When workloads fluctuate due to traffic spikes or hardware failures, manual scaling cannot respond fast enough. Target tracking scaling rules automatically adjust instance counts to maintain a CloudMonitor metric at a target value you specify.
How it works
A target tracking scaling rule links a CloudMonitor metric to a target value. Auto Scaling continuously monitors the metric, calculates the required number of instances, and adds or removes instances to keep the metric close to the target. Target tracking scaling rules build on simple scaling rules but remove the need for manual threshold tuning.
Auto Scaling supports four types of scaling rules: simple, step, predictive, and target tracking. For details, see Overview of scaling rules.
Auto-created event-triggered tasks
When you create a target tracking scaling rule, Auto Scaling automatically creates two event-triggered tasks:
| Task | Metric collection interval | Trigger condition |
|---|---|---|
| Progressive scale-out | Every 60 seconds | Threshold exceeded for 3 consecutive minutes |
| Conservative scale-in | Every 60 seconds | Threshold exceeded for 15 consecutive minutes |
These tasks cannot be modified or deleted directly. To remove them, delete the target tracking scaling rule. You can view, disable, and enable these tasks.
Instance count calculation
Auto Scaling calculates the exact number of instances for each scaling activity based on metric history and target value:
-
Scale-out: Rounds up. If 1.5 instances are needed, 2 instances are added.
-
Scale-in: Rounds down. If 1.5 instances can be removed, only 1 instance is removed.

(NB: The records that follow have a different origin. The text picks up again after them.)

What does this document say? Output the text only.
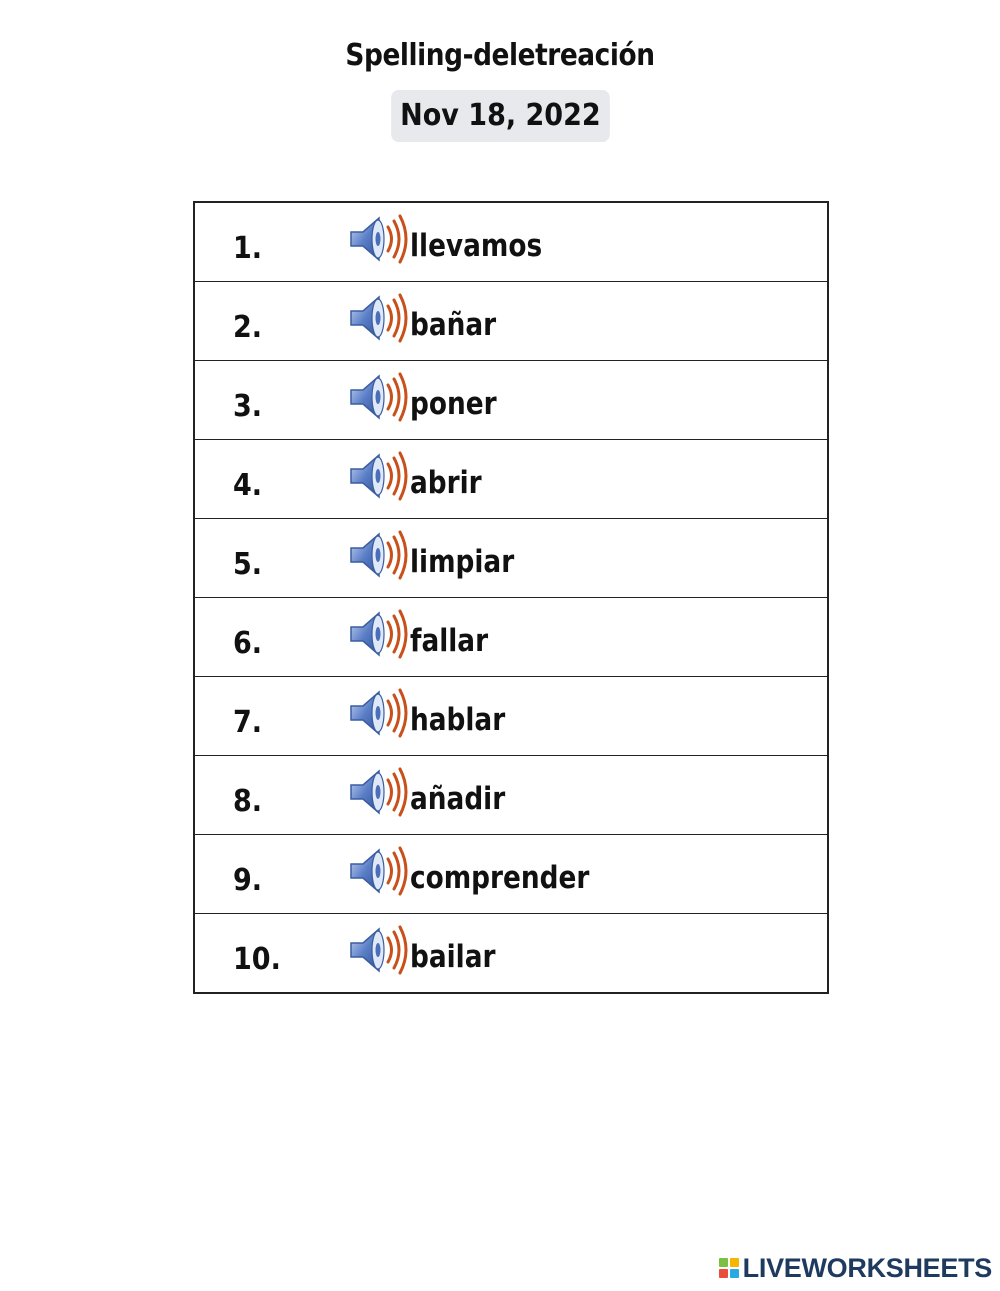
Spelling-deletreación
Nov 18, 2022
1.	llevamos
2.	bañar
3.	poner
4.	abrir
5.	limpiar
6.	fallar
7.	hablar
8.	añadir
9.	comprender
10.	bailar
LIVEWORKSHEETS
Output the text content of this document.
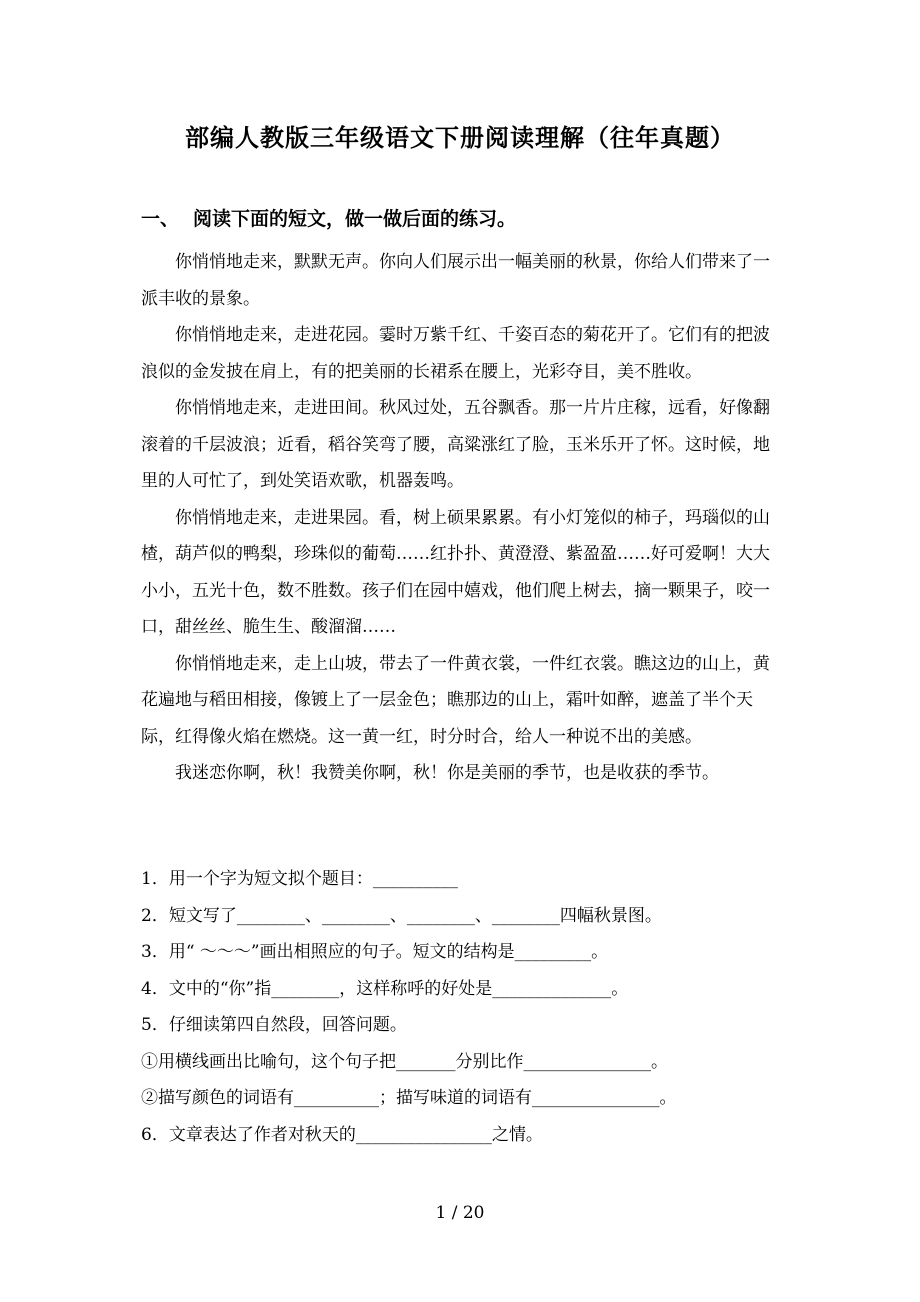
部编人教版三年级语文下册阅读理解（往年真题）
一、 阅读下面的短文，做一做后面的练习。

你悄悄地走来，默默无声。你向人们展示出一幅美丽的秋景，你给人们带来了一派丰收的景象。

你悄悄地走来，走进花园。霎时万紫千红、千姿百态的菊花开了。它们有的把波浪似的金发披在肩上，有的把美丽的长裙系在腰上，光彩夺目，美不胜收。

你悄悄地走来，走进田间。秋风过处，五谷飘香。那一片片庄稼，远看，好像翻滚着的千层波浪；近看，稻谷笑弯了腰，高粱涨红了脸，玉米乐开了怀。这时候，地里的人可忙了，到处笑语欢歌，机器轰鸣。

你悄悄地走来，走进果园。看，树上硕果累累。有小灯笼似的柿子，玛瑙似的山楂，葫芦似的鸭梨，珍珠似的葡萄……红扑扑、黄澄澄、紫盈盈……好可爱啊！大大小小，五光十色，数不胜数。孩子们在园中嬉戏，他们爬上树去，摘一颗果子，咬一口，甜丝丝、脆生生、酸溜溜……

你悄悄地走来，走上山坡，带去了一件黄衣裳，一件红衣裳。瞧这边的山上，黄花遍地与稻田相接，像镀上了一层金色；瞧那边的山上，霜叶如醉，遮盖了半个天际，红得像火焰在燃烧。这一黄一红，时分时合，给人一种说不出的美感。

我迷恋你啊，秋！我赞美你啊，秋！你是美丽的季节，也是收获的季节。

1．用一个字为短文拟个题目：__________

2．短文写了________、________、________、________四幅秋景图。

3．用“ ～～～”画出相照应的句子。短文的结构是_________。

4．文中的“你”指________，这样称呼的好处是______________。

5．仔细读第四自然段，回答问题。

①用横线画出比喻句，这个句子把_______分别比作_______________。

②描写颜色的词语有__________；描写味道的词语有_______________。

6．文章表达了作者对秋天的________________之情。

1 / 20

No scaling activity occurs if the metric data does not reach the threshold. If the calculated number of instances is less than one, alerts are continuously reported but no scale-in is triggered.
Supported metrics
Metrics used for target tracking must represent instance workload and scale proportionally with the number of instances in the scaling group.
ECS-type scaling groups
|
API metric |
Console metric |
Description |
|
CpuUtilization |
(ECS) Average CPU Utilization |
Average CPU usage across instances |
|
IntranetRx |
(ECS) Average Inbound Internal Traffic |
Average inbound traffic over the internal network |
|
IntranetTx |
(ECS) Average Outbound Internal Traffic |
Average outbound traffic over the internal network |
|
ClassicInternetRx / VpcInternetRx |
(ECS) Average Inbound Public Traffic |
Average inbound traffic from the Internet. Uses classic network or VPC based on the Network Type of the scaling group. |
|
ClassicInternetTx / VpcInternetTx |
(ECS) Average Outbound Public Traffic |
Average outbound traffic to the Internet. Uses classic network or VPC based on the Network Type of the scaling group. |
|
MemoryUtilization |
(Agent) Memory |
Memory usage collected by the CloudMonitor agent |
|
LoadBalancerRealServerAverageQps |
(ALB) QPS per Backend Server |
Queries per second per backend server. Requires an ALB Server Group to be configured. |
Elastic Container Instance-type scaling groups
|
API metric |
Console metric |
Description |
|
EciPodCpuUtilization |
CPU Utilization |
Average CPU usage across pods |
|
EciPodMemoryUtilization |
Memory |
Average memory usage across pods |
|
LoadBalancerRealServerAverageQps |
(ALB) QPS per Backend Server |
Queries per second per backend server. Requires an ALB Server Group to be configured. |
Disable scale-in
By default, a target tracking scaling rule creates both scale-out and scale-in event-triggered tasks. Turn on Disable Scale-in to prevent the rule from removing instances.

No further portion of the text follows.